Alternatively, you can bind the command imenu to a mouse click. Then it displays mouse menus for you to select a definition name. You can also add the buffer’s index to the menu bar by calling imenu-add-menubar-index. If you want to have this menu bar item available for all buffers in a certain major mode, you can do this by adding imenu-add-menubar-index to its mode hook. But if you have done that, you will have to wait a little while each time you visit a file in that mode, while Emacs finds all the definitions in that buffer.

When you change the contents of a buffer, if you add or delete definitions, you can update the buffer’s index based on the new contents by invoking the ‘ *Rescan*’ item in the menu. Rescanning happens automatically if you set imenu-auto-rescan to a non- nil value. There is no need to rescan because of small changes in the text.

imenu-auto-rescan will be disabled in buffers that are larger than imenu-auto-rescan-maxout in bytes, and scanning is stopped if it takes more than imenu-max-index-time seconds.

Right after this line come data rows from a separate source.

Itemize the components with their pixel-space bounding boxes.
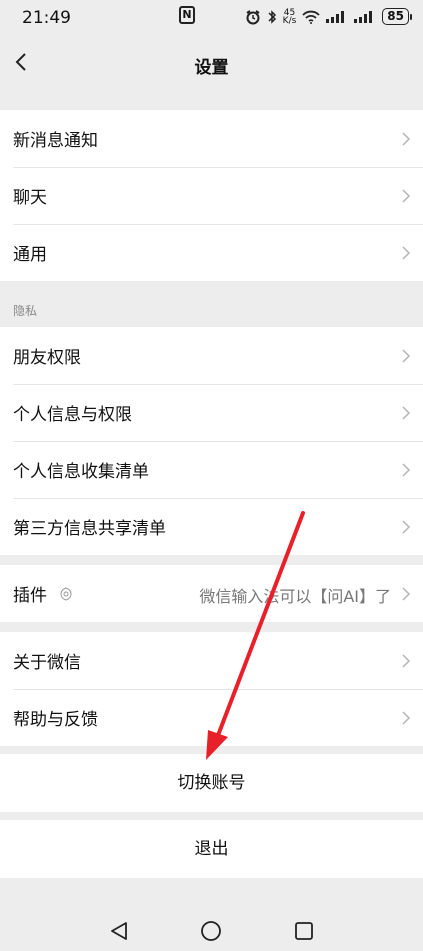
settings-item-about-wechat[interactable]: 关于微信 (0, 632, 423, 689)
chevron-right-icon (402, 463, 411, 477)
chevron-right-icon (402, 654, 411, 668)
chevron-right-icon (402, 189, 411, 203)
signal-icon (326, 10, 345, 23)
battery-icon: 85 (382, 8, 412, 25)
back-triangle-icon[interactable] (108, 920, 130, 942)
plugin-icon (60, 586, 72, 601)
logout-button[interactable]: 退出 (0, 820, 423, 878)
settings-item-label: 通用 (13, 245, 47, 265)
settings-item-general[interactable]: 通用 (0, 224, 423, 281)
recents-square-icon[interactable] (293, 920, 315, 942)
bluetooth-icon (268, 9, 276, 24)
settings-item-label: 朋友权限 (13, 348, 81, 368)
nav-bar: 设置 (0, 36, 423, 92)
page-title: 设置 (194, 58, 229, 78)
wifi-icon (302, 10, 320, 24)
net-speed: 45 K/s (282, 7, 297, 26)
system-nav-bar (0, 900, 423, 951)
settings-item-third-party-sharing[interactable]: 第三方信息共享清单 (0, 498, 423, 555)
settings-item-friends-permission[interactable]: 朋友权限 (0, 327, 423, 384)
settings-item-label: 聊天 (13, 188, 47, 208)
settings-item-personal-info-permission[interactable]: 个人信息与权限 (0, 384, 423, 441)
settings-item-notifications[interactable]: 新消息通知 (0, 110, 423, 167)
nfc-icon: N (179, 6, 195, 24)
settings-item-label: 第三方信息共享清单 (13, 519, 166, 539)
settings-item-label: 关于微信 (13, 653, 81, 673)
plugins-promo-text: 微信输入法可以【问AI】了 (199, 587, 391, 606)
settings-item-personal-info-collection[interactable]: 个人信息收集清单 (0, 441, 423, 498)
settings-item-help-feedback[interactable]: 帮助与反馈 (0, 689, 423, 746)
chevron-right-icon (402, 406, 411, 420)
chevron-right-icon (402, 520, 411, 534)
chevron-right-icon (402, 587, 411, 601)
switch-account-button[interactable]: 切换账号 (0, 754, 423, 812)
chevron-right-icon (402, 132, 411, 146)
settings-item-plugins[interactable]: 插件 微信输入法可以【问AI】了 (0, 565, 423, 622)
section-label-privacy: 隐私 (13, 304, 38, 318)
status-icons: 45 K/s 85 (245, 7, 412, 26)
chevron-right-icon (402, 246, 411, 260)
chevron-right-icon (402, 349, 411, 363)
home-circle-icon[interactable] (200, 920, 222, 942)
settings-group-plugins: 插件 微信输入法可以【问AI】了 (0, 565, 423, 622)
status-time: 21:49 (22, 8, 71, 28)
signal-icon-2 (354, 10, 373, 23)
alarm-icon (246, 9, 260, 24)
settings-item-label: 个人信息收集清单 (13, 462, 149, 482)
settings-item-label: 插件 (13, 586, 47, 606)
status-bar: 21:49 N 45 K/s 85 (0, 0, 423, 36)
settings-item-label: 新消息通知 (13, 131, 98, 151)
settings-item-label: 帮助与反馈 (13, 710, 98, 730)
settings-group-privacy: 朋友权限 个人信息与权限 个人信息收集清单 第三方信息共享清单 (0, 327, 423, 555)
settings-item-label: 个人信息与权限 (13, 405, 132, 425)
settings-item-chat[interactable]: 聊天 (0, 167, 423, 224)
settings-group-general: 新消息通知 聊天 通用 (0, 110, 423, 281)
chevron-right-icon (402, 711, 411, 725)
settings-group-about: 关于微信 帮助与反馈 (0, 632, 423, 746)
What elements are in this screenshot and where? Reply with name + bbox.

You can customize the way the menus are sorted by setting the variable imenu-sort-function. By default, names are ordered as they occur in the buffer; if you want alphabetic sorting, use the symbol imenu--sort-by-name as the value. You can also define your own comparison function by writing Lisp code.

Imenu provides the information to guide Which Function mode (see Which Function Mode). The Speedbar can also use it (see Speedbar Frames).